Strategic environmental assessment (SEA) is the term used to describe the environmental assessment process for policies, plans and programmes. The concept of SEA evolved from two decades of experience and debate on the implementation of environmental impact assessment (EIA) in the authorisation process of individual projects. The recent growth of interest in the use of environmental assessment at earlier stages of the planning process stems from two sources (Lee and Walsh, 1992):

  1. a growing recognition that some important aspects of environmental assessment cannot be satisfactorily undertaken at the project evaluation stage (EIA) and must, therefore, be carried out earlier in the planning process;
  2. increased appreciation that the implementation of sustainable development strategies will require the use of environmental assessment procedures and methods in the formulation of policies, plans and programmes for the principal sectors of national economies.

SEA and EIA share the same objectives, should relate to each other closely within the same policy and planning process, and are intended to be complementary. However, while formal provisions for EIA as an integral element of project approval and decision-making now exist in many countries and are included in the procedures of many development agencies and financial institutions, formal provisions for SEA, as an integral element of appraisal and decision-making for policies, plans and programmes, are much less developed.
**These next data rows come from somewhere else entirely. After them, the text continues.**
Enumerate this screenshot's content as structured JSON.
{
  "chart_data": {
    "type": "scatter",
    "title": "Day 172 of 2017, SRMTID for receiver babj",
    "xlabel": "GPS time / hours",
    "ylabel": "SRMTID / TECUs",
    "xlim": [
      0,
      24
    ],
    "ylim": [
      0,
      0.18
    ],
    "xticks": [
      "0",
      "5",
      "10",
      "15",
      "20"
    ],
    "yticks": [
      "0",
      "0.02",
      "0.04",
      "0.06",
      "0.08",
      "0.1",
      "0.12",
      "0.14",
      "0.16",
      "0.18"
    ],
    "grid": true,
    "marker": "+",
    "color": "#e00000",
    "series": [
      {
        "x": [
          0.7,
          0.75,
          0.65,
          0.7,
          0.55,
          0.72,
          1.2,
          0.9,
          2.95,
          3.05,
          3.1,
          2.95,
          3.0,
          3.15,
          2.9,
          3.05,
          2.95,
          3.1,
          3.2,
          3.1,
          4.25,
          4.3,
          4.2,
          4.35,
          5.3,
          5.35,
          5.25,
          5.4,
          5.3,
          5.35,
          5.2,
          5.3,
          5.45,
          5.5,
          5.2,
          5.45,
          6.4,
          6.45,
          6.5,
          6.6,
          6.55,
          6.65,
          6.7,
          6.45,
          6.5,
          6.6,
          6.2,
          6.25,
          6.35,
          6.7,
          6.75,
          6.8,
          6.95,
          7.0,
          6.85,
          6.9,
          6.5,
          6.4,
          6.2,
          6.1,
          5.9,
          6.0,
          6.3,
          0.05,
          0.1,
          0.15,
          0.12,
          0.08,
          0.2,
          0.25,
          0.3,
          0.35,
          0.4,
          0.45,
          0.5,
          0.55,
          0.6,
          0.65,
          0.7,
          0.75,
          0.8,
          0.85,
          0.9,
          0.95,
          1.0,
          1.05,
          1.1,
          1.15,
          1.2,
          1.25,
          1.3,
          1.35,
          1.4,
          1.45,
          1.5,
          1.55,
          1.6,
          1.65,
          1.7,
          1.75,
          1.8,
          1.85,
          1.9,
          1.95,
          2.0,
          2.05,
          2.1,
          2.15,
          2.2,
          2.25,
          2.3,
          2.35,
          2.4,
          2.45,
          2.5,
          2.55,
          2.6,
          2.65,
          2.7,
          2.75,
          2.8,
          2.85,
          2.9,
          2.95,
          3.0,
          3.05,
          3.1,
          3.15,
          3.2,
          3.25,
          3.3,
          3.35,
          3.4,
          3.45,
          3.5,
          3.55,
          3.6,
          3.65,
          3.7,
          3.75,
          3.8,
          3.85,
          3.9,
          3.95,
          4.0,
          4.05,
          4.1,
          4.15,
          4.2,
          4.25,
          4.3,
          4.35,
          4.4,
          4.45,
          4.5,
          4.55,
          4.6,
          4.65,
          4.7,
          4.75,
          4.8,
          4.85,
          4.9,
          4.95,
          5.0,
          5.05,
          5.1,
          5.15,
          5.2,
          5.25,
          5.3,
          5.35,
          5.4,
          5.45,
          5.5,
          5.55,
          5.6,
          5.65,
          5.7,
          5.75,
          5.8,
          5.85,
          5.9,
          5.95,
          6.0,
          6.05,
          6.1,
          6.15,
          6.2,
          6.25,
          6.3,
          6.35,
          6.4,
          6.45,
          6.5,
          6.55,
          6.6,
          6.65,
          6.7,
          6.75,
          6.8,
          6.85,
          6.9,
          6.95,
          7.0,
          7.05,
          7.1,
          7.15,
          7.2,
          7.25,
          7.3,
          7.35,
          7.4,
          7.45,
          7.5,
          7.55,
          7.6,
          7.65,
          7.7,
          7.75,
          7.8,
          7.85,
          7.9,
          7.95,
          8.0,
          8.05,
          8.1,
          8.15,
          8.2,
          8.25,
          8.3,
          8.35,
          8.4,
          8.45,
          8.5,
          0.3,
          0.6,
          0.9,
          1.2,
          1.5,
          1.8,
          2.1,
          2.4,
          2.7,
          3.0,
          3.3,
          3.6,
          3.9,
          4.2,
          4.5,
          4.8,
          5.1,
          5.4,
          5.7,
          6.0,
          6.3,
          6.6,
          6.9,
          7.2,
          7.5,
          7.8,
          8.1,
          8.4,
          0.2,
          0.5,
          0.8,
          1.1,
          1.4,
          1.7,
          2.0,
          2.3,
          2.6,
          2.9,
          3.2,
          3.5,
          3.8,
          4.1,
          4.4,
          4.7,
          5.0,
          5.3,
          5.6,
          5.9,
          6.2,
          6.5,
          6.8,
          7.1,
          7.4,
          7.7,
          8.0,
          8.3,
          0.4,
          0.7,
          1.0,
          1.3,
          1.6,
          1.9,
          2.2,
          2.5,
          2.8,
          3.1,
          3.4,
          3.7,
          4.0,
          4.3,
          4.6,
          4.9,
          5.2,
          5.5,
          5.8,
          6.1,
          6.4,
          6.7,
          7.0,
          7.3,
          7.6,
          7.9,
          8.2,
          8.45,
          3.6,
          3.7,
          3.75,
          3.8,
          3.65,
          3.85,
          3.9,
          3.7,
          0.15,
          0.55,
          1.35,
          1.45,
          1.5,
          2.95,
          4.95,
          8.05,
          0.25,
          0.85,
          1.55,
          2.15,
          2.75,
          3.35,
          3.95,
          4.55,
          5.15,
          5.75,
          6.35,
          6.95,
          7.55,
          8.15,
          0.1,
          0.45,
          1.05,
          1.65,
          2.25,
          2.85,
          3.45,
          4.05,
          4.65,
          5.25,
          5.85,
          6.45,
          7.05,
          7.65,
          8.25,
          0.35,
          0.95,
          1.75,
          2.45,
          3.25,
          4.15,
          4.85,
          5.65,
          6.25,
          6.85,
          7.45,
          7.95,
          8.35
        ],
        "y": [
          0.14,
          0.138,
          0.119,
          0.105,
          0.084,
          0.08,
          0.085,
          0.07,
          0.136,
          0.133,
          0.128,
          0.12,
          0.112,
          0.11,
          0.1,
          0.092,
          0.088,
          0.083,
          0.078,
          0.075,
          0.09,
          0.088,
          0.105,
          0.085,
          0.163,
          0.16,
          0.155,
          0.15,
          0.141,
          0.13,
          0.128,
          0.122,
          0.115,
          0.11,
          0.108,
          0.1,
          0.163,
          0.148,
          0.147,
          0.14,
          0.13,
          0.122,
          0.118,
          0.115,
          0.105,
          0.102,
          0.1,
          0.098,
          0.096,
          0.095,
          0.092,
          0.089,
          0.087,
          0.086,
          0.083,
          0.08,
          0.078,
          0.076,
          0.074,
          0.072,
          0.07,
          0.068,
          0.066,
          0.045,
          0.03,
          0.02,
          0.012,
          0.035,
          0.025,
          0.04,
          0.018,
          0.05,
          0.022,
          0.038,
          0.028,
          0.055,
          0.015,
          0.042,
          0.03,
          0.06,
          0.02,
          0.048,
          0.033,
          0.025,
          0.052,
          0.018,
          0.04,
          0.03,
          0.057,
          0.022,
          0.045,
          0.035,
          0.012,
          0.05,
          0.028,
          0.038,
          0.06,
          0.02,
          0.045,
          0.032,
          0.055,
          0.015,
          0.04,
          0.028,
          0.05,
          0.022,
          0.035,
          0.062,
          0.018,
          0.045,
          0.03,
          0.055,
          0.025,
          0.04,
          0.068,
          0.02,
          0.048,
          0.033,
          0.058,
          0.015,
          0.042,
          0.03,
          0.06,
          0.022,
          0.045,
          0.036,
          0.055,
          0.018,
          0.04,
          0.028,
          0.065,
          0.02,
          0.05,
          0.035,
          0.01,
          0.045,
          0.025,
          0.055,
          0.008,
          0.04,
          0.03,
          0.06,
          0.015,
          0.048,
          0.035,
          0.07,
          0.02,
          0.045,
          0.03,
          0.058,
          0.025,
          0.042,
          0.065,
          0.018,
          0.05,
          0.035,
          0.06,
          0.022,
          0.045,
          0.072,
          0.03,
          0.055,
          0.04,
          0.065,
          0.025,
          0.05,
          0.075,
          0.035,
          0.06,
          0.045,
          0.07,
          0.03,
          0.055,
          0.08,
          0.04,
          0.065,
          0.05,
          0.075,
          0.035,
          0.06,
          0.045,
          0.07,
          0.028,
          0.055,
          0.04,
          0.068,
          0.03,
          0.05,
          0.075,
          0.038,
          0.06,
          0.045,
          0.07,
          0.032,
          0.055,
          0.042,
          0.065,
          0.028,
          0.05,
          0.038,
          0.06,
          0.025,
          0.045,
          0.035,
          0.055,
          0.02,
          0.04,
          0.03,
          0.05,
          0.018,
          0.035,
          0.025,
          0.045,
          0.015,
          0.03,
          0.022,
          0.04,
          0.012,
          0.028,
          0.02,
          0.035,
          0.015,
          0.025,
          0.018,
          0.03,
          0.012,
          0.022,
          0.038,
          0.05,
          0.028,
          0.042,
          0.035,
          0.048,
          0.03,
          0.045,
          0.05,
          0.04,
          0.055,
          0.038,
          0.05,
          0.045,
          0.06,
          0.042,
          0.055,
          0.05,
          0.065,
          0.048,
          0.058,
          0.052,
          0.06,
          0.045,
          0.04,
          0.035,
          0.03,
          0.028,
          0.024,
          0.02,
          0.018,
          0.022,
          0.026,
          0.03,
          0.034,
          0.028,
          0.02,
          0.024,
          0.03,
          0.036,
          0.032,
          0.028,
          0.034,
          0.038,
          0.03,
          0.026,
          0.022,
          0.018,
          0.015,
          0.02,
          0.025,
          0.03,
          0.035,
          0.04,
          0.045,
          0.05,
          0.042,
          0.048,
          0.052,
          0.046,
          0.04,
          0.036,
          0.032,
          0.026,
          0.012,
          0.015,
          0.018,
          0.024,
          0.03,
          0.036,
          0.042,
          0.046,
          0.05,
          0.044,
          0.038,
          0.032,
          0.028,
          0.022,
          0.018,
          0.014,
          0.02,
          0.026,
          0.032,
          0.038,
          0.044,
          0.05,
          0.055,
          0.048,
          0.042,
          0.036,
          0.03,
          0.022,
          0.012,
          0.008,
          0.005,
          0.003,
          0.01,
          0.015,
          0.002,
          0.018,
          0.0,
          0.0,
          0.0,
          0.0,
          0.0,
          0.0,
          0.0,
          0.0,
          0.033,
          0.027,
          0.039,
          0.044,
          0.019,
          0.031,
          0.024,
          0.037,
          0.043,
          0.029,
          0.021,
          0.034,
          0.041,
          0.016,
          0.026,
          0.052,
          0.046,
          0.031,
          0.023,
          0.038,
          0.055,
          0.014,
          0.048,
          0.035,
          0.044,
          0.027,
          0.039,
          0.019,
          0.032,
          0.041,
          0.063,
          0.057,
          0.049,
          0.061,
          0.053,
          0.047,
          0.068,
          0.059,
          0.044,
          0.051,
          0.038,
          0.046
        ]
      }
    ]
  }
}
Without a formal provision, SEA is already used in both sector and landuse planning in several countries. Others are in the process of adopting procedures for incorporating some form of environmental assessment into the early stages of the planning process. More are carrying out studies into the desirability and practicability of doing so. The need to articulate such principles in specific procedures and methodologies has emerged as countries have started to put this approach into practice.